Not sure if this will work folks, but in the process of plugging our restaurant on 97 Rock, out of Buffalo N.Y. I'm going to attempt to plug the smoking meat forums as well. Here is the link I have so that those of you in Guatamala can here it too.....


http://players.eonstreams.com/FastAim/Player/Player.php?PlayerID=563

We're smokin up a storm here at Desperados to feed our local goof ball DJ's....I hope you can listen in at 8 a.m. this morning if your up at this god awful hour........lord knows I could use some sleep...hope I get all the comments in I need to.............
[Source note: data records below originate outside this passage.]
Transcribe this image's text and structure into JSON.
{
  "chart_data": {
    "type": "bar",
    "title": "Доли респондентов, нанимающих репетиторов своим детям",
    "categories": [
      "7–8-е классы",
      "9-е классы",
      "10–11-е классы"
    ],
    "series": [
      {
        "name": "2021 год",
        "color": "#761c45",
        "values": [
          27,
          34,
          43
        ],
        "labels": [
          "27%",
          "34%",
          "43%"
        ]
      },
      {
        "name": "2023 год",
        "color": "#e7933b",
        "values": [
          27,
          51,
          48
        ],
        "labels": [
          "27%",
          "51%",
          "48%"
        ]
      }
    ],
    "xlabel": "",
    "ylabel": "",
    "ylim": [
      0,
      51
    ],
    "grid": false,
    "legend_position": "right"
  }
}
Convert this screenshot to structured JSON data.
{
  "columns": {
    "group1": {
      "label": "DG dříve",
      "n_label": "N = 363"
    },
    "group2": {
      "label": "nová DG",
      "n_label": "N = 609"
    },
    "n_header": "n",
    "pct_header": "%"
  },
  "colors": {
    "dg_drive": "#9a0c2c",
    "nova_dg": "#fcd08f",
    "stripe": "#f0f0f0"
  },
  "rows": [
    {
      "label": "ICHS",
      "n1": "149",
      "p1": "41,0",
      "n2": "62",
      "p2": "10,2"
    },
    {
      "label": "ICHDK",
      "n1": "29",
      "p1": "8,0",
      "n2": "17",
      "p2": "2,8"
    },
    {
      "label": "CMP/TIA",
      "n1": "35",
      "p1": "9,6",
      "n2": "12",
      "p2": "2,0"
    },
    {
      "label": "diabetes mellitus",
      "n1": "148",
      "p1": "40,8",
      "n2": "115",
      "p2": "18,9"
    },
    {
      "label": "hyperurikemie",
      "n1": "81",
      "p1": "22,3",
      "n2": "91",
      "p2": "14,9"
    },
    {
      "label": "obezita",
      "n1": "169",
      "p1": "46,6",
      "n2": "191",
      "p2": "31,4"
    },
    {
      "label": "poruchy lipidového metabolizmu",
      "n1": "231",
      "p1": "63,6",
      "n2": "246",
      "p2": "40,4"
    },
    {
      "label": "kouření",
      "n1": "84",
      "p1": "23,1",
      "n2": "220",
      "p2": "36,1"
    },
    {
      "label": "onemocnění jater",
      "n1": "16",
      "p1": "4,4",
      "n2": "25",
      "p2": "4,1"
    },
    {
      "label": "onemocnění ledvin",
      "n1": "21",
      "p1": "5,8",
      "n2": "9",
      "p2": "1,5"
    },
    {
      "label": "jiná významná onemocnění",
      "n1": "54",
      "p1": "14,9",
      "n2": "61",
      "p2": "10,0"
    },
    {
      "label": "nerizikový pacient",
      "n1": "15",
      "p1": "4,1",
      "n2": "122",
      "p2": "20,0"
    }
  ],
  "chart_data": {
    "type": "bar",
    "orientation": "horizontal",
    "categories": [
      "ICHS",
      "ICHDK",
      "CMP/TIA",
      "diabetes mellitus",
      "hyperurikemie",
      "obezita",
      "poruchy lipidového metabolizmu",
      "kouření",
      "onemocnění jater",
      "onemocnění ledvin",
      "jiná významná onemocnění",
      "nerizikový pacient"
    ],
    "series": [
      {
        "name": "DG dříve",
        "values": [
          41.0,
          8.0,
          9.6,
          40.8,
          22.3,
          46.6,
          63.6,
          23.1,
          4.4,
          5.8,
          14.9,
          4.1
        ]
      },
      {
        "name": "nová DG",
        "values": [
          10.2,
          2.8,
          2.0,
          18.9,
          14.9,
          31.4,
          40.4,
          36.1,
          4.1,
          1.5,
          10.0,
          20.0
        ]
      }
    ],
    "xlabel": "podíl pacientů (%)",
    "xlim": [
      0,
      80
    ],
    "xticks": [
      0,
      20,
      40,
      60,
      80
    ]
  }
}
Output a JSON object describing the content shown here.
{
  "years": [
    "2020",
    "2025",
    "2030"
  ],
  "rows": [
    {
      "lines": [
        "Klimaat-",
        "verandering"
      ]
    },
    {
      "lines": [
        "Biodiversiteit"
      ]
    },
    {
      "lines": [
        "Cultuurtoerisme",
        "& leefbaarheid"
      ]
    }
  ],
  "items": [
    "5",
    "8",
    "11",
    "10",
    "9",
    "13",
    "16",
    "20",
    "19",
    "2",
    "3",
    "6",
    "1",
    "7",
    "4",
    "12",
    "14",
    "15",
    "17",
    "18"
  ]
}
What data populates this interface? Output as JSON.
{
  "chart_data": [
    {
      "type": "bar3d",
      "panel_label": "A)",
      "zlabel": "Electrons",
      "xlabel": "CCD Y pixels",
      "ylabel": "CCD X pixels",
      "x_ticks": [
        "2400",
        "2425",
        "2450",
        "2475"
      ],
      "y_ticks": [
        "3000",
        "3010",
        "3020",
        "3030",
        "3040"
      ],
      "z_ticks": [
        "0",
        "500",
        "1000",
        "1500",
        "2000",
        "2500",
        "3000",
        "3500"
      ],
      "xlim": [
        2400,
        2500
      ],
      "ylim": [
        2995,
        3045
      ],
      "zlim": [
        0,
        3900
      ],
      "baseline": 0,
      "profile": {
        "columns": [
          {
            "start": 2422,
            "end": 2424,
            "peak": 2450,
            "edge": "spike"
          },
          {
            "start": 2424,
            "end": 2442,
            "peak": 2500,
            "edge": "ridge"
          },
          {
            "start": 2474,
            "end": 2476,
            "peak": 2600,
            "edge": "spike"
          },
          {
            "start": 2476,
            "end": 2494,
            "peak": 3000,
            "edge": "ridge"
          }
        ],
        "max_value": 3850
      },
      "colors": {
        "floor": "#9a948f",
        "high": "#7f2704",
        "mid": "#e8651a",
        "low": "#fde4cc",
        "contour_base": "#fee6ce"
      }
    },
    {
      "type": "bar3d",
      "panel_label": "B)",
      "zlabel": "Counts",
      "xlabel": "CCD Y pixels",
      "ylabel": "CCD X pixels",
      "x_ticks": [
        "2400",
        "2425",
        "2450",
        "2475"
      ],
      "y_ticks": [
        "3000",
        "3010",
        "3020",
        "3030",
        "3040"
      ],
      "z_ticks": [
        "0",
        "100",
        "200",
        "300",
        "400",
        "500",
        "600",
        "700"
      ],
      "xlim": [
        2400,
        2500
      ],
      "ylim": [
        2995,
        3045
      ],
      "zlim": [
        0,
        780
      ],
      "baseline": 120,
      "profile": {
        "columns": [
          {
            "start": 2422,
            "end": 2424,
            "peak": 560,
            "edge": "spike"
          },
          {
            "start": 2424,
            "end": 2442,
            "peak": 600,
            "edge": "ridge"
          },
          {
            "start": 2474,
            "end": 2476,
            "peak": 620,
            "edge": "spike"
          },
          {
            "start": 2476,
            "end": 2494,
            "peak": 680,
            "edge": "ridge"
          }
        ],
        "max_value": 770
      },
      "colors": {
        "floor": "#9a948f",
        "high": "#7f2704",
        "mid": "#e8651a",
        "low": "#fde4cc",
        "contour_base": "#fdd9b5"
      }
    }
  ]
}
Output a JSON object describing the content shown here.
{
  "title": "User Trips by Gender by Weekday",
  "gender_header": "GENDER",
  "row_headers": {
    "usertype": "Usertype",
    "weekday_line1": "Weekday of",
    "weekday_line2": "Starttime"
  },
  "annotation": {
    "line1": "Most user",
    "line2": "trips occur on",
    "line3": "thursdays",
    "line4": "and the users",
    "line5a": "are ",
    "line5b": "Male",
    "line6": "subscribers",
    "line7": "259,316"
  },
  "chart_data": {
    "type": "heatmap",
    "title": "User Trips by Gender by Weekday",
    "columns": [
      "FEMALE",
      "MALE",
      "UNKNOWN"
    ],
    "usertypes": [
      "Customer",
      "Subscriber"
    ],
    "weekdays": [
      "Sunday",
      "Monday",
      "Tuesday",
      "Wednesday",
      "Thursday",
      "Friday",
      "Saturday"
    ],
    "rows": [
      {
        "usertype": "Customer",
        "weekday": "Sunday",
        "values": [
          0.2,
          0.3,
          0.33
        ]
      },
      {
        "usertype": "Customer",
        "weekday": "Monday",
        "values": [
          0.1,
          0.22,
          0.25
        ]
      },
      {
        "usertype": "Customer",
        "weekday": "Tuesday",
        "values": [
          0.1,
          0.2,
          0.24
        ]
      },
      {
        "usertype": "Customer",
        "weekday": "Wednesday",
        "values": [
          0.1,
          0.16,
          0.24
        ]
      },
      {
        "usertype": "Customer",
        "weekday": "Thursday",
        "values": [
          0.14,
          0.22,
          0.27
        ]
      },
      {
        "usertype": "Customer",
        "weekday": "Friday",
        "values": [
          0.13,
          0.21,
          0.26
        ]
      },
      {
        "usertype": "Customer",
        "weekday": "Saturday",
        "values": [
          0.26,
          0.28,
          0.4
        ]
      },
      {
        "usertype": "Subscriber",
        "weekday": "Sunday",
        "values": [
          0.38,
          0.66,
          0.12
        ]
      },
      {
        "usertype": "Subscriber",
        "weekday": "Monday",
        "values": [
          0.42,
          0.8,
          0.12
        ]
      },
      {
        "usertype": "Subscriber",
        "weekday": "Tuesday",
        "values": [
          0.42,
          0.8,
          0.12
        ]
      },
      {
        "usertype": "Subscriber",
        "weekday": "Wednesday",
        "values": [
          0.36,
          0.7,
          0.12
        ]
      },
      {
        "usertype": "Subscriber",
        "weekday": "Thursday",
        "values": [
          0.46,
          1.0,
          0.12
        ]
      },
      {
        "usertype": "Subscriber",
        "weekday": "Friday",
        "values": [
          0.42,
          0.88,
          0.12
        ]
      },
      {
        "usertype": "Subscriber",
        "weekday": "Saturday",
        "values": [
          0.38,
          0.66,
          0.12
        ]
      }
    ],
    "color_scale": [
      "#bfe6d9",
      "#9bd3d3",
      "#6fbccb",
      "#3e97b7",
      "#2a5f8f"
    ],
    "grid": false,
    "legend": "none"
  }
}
WISH ME LUCK AND GOOD FORTUNE WILL YA?


----------



## bbqpitstop (Jan 4, 2008)

UH, THAT WOULD BE "HEAR" IT TOO..........I'M NOT ILLERATE, JUST DAMNED TIRED...LOL.....................LET'S SEE HOW DELIRIOUS i AM WITH OUR LOCAL SNORTIN NORTON DJ IN THE MORNING....

COULD BE PRETTY GOOFY I'M SURE... LET ME KNOW IF YA HEAR IT..........AND YES, I AM UP FOR ALL THE CRITICISM I CAN GET............


----------



## bbq bubba (Jan 4, 2008)

You have to sign up and log in to listen..............good luck!!


----------